Emerging tools also include LLM-powered chatbots designed for conversational SDoH data collection, which may combine the scalability of digital screening with a more adaptive, patient-centered interaction.12 Meanwhile, text-based follow-up via SMS is being explored as a way to check in with patients after an ED visit, confirm whether they connected with referred resources, and provide an easy pathway to re-engage if they did not. This is particularly relevant for addressing the “last mile” problem: positive SDOH screens that never translate into completed connections. Published data on referral completion rates after ED-based screening remain limited, highlighting a critical gap for future research.

What EM Physicians Can Do Right Now

Not every ED has an integrated SDOH platform or a dedicated social work team available around the clock. But regardless of institutional resources, there are steps emergency physicians can take today.

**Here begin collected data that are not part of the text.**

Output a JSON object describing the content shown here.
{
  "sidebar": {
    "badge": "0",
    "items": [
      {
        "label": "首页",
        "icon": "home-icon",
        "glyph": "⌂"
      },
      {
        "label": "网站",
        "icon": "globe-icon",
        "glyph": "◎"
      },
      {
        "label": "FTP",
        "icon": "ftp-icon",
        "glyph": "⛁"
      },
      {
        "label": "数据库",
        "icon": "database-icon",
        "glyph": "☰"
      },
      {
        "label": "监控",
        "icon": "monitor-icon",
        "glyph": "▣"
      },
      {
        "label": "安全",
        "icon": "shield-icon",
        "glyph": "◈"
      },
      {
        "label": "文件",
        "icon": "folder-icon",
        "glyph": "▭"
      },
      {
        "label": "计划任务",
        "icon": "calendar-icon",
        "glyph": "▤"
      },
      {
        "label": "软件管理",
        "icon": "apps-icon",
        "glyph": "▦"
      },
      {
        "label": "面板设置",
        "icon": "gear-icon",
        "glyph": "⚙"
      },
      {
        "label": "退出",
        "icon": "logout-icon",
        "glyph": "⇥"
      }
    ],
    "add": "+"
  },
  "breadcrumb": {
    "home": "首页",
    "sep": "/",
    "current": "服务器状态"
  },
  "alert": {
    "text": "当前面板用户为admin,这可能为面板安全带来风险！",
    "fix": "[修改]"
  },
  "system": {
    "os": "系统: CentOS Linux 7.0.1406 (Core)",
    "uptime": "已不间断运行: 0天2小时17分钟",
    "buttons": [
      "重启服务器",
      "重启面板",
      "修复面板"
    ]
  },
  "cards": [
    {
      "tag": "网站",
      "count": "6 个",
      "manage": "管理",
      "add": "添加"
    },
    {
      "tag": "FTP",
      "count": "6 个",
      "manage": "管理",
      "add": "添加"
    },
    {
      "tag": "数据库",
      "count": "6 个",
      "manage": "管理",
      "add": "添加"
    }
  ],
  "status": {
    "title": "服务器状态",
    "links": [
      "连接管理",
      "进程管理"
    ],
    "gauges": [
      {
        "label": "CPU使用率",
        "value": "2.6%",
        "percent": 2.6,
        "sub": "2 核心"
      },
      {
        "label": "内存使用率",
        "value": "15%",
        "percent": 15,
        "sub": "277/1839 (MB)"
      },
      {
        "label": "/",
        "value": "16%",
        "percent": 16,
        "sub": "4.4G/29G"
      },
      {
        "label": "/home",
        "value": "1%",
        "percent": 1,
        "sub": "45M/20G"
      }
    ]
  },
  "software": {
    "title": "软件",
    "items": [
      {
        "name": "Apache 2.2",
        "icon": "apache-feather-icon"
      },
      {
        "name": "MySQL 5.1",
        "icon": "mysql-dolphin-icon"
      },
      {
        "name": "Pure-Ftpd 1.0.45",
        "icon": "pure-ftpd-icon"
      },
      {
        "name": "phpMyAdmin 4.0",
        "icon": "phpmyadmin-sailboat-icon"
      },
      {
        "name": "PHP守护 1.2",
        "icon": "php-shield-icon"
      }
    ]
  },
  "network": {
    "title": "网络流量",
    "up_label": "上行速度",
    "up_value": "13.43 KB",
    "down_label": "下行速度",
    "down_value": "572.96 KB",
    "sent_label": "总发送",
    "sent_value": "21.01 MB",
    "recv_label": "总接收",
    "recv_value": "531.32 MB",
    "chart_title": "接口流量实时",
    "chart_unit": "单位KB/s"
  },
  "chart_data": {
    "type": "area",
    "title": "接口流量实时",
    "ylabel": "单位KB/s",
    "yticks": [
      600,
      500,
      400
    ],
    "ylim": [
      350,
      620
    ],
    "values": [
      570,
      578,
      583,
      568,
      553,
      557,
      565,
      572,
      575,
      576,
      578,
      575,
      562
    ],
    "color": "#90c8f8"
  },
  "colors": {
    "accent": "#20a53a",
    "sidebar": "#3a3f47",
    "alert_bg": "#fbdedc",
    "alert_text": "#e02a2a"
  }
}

  • Know what your EHR already supports. Many Epic and Cerner instances have SDOH screening modules that are built but not activated or not promoted in the clinical workflow. Talk to your informatics team.
  • Bookmark a resource navigation tool. Even without institutional integration, free tools like Findhelp.org, 211.org, and SAMHSA’s treatment locator can be pulled up quickly on any workstation to give patients a real, specific referral rather than a generic handout.
  • Document SDOH using structured fields and Z-codes. Using Z55–Z65 ICD-10 codes for social determinants creates a codified, searchable record of social need that supports population health tracking, quality reporting, and future risk stratification. This documentation also matters for reimbursement as payers increasingly recognize social complexity.
  • Advocate for team-based SDOH response. Emergency physicians don’t need to be the primary SDOH responder, but they need to be the champions who ensure the team has the tools and workflow support to do this work. Community health workers, social workers, and care managers are more effective when technology enables seamless handoffs and closed-loop follow-up.
  • Engage with national efforts. ACEP’s Social Emergency Medicine and Population Health Section, the American College of Emergency Physicians’ Social Emergency Medicine resources, and the Gravity Project are all building the standards and tools that will shape this work for the next decade. EM voices matter in these forums.

Equity and Implementation

Technology-enabled SDOH screening is not a neutral intervention. How and where these tools are implemented, and how results are used, carries real equity implications. Screening patients without the infrastructure to respond risks raising expectations that cannot be met and eroding trust. AI-driven risk tools built on biased historical data can replicate and amplify existing disparities if not carefully validated across demographic subgroups. Patient-facing digital tools may exclude patients with limited English proficiency, low digital literacy, or no smartphone access.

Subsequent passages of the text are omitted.